A law firm in Michigan is suing its former SEO provider.
And if what the law firm has accused them of doing is true, so they should.
Not because they didn’t get the results they wanted, but because the SEO provider willfully employed Blackhat SEO tactics.
The defendant, Rainmaker Institute, is accused of knowingly violating Google SEO guidelines by building “link farms” on behalf of the plaintiff’s several legal domains.
In other words, they used Blackhat techniques to build useless, spammy links to a website that may have given the site a temporary boost in search engine rankings. But this type of link-building practice is always and inevitably caught by Google. And when that happens, your website and rankings can be severely penalized.
This type SEO practice is the equivalent of selling someone a brand new car, but hiding the fact that it’s using a 20 year old engine, brakes, and a faulty battery.
There’s a good argument that spammy link-building is basically fraud, as there is a specific intent to deceive people.
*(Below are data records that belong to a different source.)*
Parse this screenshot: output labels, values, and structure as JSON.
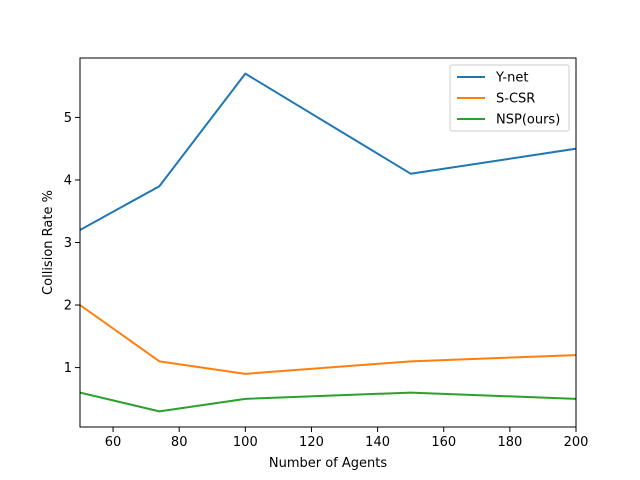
{
  "chart_data": {
    "type": "line",
    "title": "",
    "xlabel": "Number of Agents",
    "ylabel": "Collision Rate %",
    "xlim": [
      50,
      200
    ],
    "ylim": [
      0.05,
      5.95
    ],
    "xticks": [
      60,
      80,
      100,
      120,
      140,
      160,
      180,
      200
    ],
    "yticks": [
      1,
      2,
      3,
      4,
      5
    ],
    "grid": false,
    "legend_position": "top-right",
    "series": [
      {
        "name": "Y-net",
        "color": "#1f77b4",
        "x": [
          50,
          74,
          100,
          150,
          200
        ],
        "y": [
          3.2,
          3.9,
          5.7,
          4.1,
          4.5
        ]
      },
      {
        "name": "S-CSR",
        "color": "#ff7f0e",
        "x": [
          50,
          74,
          100,
          150,
          200
        ],
        "y": [
          2.0,
          1.1,
          0.9,
          1.1,
          1.2
        ]
      },
      {
        "name": "NSP(ours)",
        "color": "#2ca02c",
        "x": [
          50,
          74,
          100,
          150,
          200
        ],
        "y": [
          0.6,
          0.3,
          0.5,
          0.6,
          0.5
        ]
      }
    ]
  }
}
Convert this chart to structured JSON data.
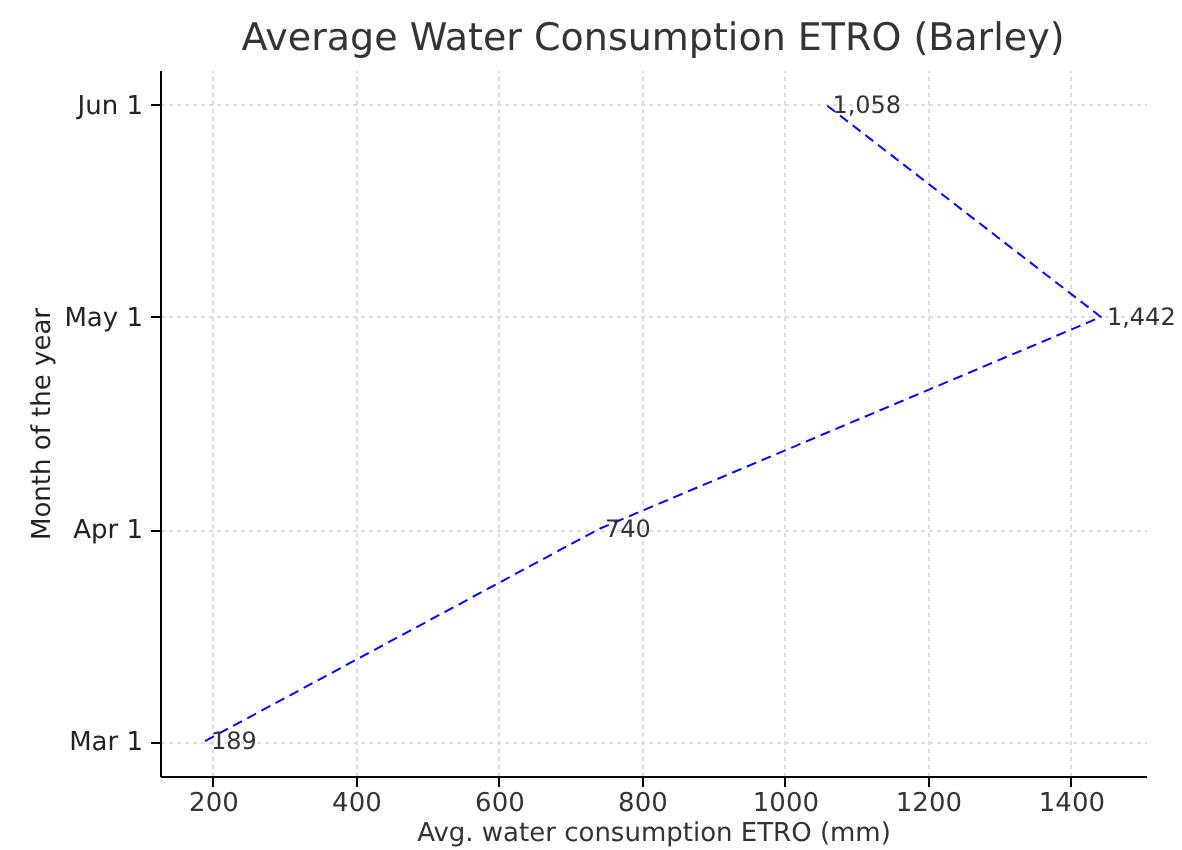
{
  "chart_data": {
    "type": "line",
    "orientation": "horizontal",
    "title": "Average Water Consumption ETRO (Barley)",
    "xlabel": "Avg. water consumption ETRO (mm)",
    "ylabel": "Month of the year",
    "categories": [
      "Jun 1",
      "May 1",
      "Apr 1",
      "Mar 1"
    ],
    "series": [
      {
        "color": "#0000ff",
        "values": [
          1058,
          1442,
          740,
          189
        ],
        "value_labels": [
          "1,058",
          "1,442",
          "740",
          "189"
        ]
      }
    ],
    "xlim": [
      126,
      1505
    ],
    "xticks": [
      200,
      400,
      600,
      800,
      1000,
      1200,
      1400
    ],
    "grid": true,
    "line_style": "dashed",
    "marker": "none"
  }
}
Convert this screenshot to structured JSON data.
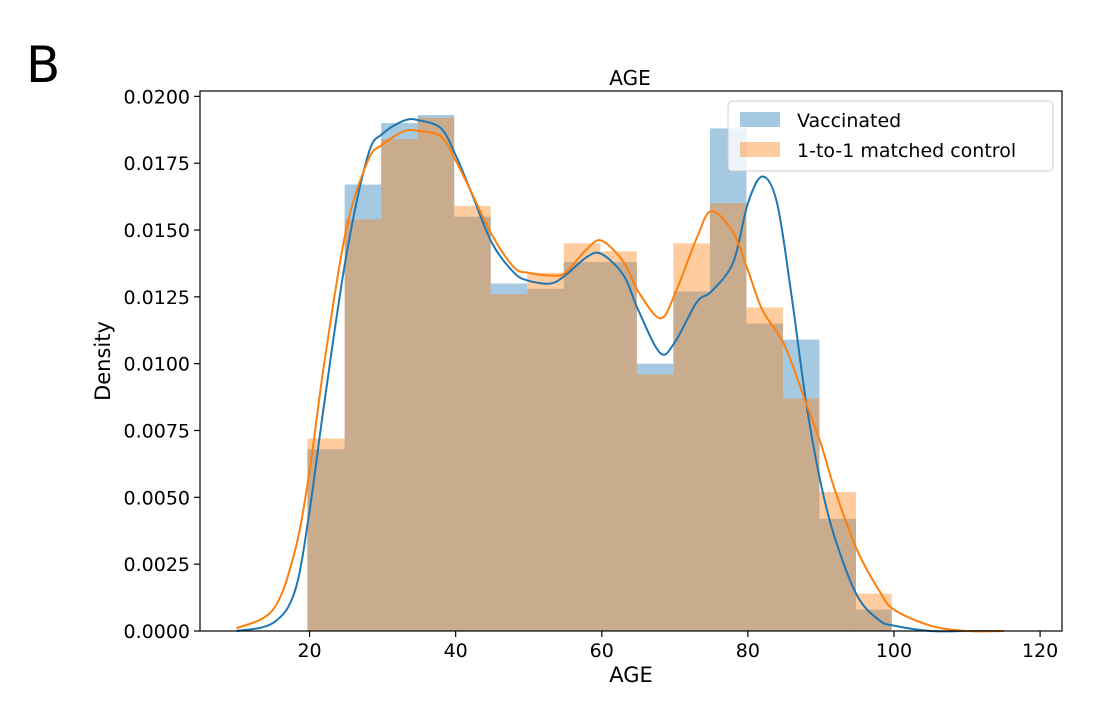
{
  "panel_label": "B",
  "chart_data": {
    "type": "bar",
    "title": "AGE",
    "xlabel": "AGE",
    "ylabel": "Density",
    "xlim": [
      5,
      123
    ],
    "ylim": [
      0,
      0.0202
    ],
    "xticks": [
      20,
      40,
      60,
      80,
      100,
      120
    ],
    "yticks": [
      0.0,
      0.0025,
      0.005,
      0.0075,
      0.01,
      0.0125,
      0.015,
      0.0175,
      0.02
    ],
    "ytick_labels": [
      "0.0000",
      "0.0025",
      "0.0050",
      "0.0075",
      "0.0100",
      "0.0125",
      "0.0150",
      "0.0175",
      "0.0200"
    ],
    "bin_edges": [
      19.7,
      24.8,
      29.8,
      34.8,
      39.8,
      44.8,
      49.8,
      54.8,
      59.8,
      64.8,
      69.8,
      74.8,
      79.8,
      84.8,
      89.8,
      94.8,
      99.7
    ],
    "legend_position": "upper right",
    "series": [
      {
        "name": "Vaccinated",
        "color": "#1f77b4",
        "hist": [
          0.0068,
          0.0167,
          0.019,
          0.0193,
          0.0155,
          0.013,
          0.0128,
          0.0138,
          0.0138,
          0.01,
          0.0127,
          0.0188,
          0.0115,
          0.0109,
          0.0042,
          0.0008
        ],
        "kde_x": [
          10,
          15,
          18,
          20,
          22,
          25,
          28,
          30,
          33,
          35,
          38,
          40,
          42,
          45,
          48,
          50,
          53,
          55,
          58,
          60,
          63,
          65,
          68,
          70,
          73,
          75,
          78,
          80,
          82,
          84,
          86,
          88,
          90,
          92,
          95,
          98,
          100,
          105,
          110,
          115
        ],
        "kde_y": [
          0.0,
          0.0003,
          0.0015,
          0.0045,
          0.0085,
          0.014,
          0.0178,
          0.0186,
          0.0191,
          0.0191,
          0.0188,
          0.0178,
          0.0165,
          0.0145,
          0.0134,
          0.0131,
          0.013,
          0.0133,
          0.014,
          0.0141,
          0.0133,
          0.012,
          0.0104,
          0.0108,
          0.0123,
          0.0127,
          0.0138,
          0.016,
          0.017,
          0.016,
          0.0125,
          0.0085,
          0.0055,
          0.0034,
          0.0013,
          0.0004,
          0.0002,
          0.0,
          0.0,
          0.0
        ]
      },
      {
        "name": "1-to-1 matched control",
        "color": "#ff7f0e",
        "hist": [
          0.0072,
          0.0154,
          0.0184,
          0.0192,
          0.0159,
          0.0126,
          0.0134,
          0.0145,
          0.0142,
          0.0096,
          0.0145,
          0.016,
          0.0121,
          0.0087,
          0.0052,
          0.0014
        ],
        "kde_x": [
          10,
          15,
          18,
          20,
          22,
          25,
          28,
          30,
          33,
          35,
          38,
          40,
          42,
          45,
          48,
          50,
          53,
          55,
          58,
          60,
          63,
          65,
          68,
          70,
          73,
          75,
          78,
          80,
          82,
          85,
          88,
          90,
          92,
          95,
          98,
          100,
          105,
          110,
          115
        ],
        "kde_y": [
          0.0001,
          0.0008,
          0.003,
          0.006,
          0.01,
          0.015,
          0.0176,
          0.0182,
          0.0187,
          0.0187,
          0.0185,
          0.0176,
          0.0165,
          0.0148,
          0.0136,
          0.0134,
          0.0133,
          0.0134,
          0.0143,
          0.0146,
          0.0138,
          0.0127,
          0.0117,
          0.0126,
          0.0147,
          0.0157,
          0.0149,
          0.0135,
          0.012,
          0.0107,
          0.0085,
          0.007,
          0.0052,
          0.003,
          0.0015,
          0.0008,
          0.0002,
          0.0,
          0.0
        ]
      }
    ]
  }
}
Sadly, we’ve seen a lot of cases of this where clients come to us after having very poor experiences with previous SEO companies.
Here’s five tips for businesses looking to hire an SEO company:
- Avoid companies that “guarantee” #1 rankings on Google, as that’s not possible (at least not likely for keywords that would drive enough quality traffic to your website).
- Tweet or post on a LinkedIn discussion board asking business owners to refer an SEO provider they’ve had long-term success from.
- Ask the SEO provider for a reference, including the web property and targeted keyword terms. As well, use an inbound link tool such as Open Site Explorer to verify the quality of the links to that site.
- SEO companies are no longer just about linkbuilding, as I’ve blogged about previously ask them how they help with content, social media, PR, UX, and other tactics that can positively impact SEO results.
- Get it in writing. In the contract fine details, ensure that the SEO provider stipulates that they will follow Google SEO guidelines and that failure to do so could result in litigation and/or compensation for damages caused.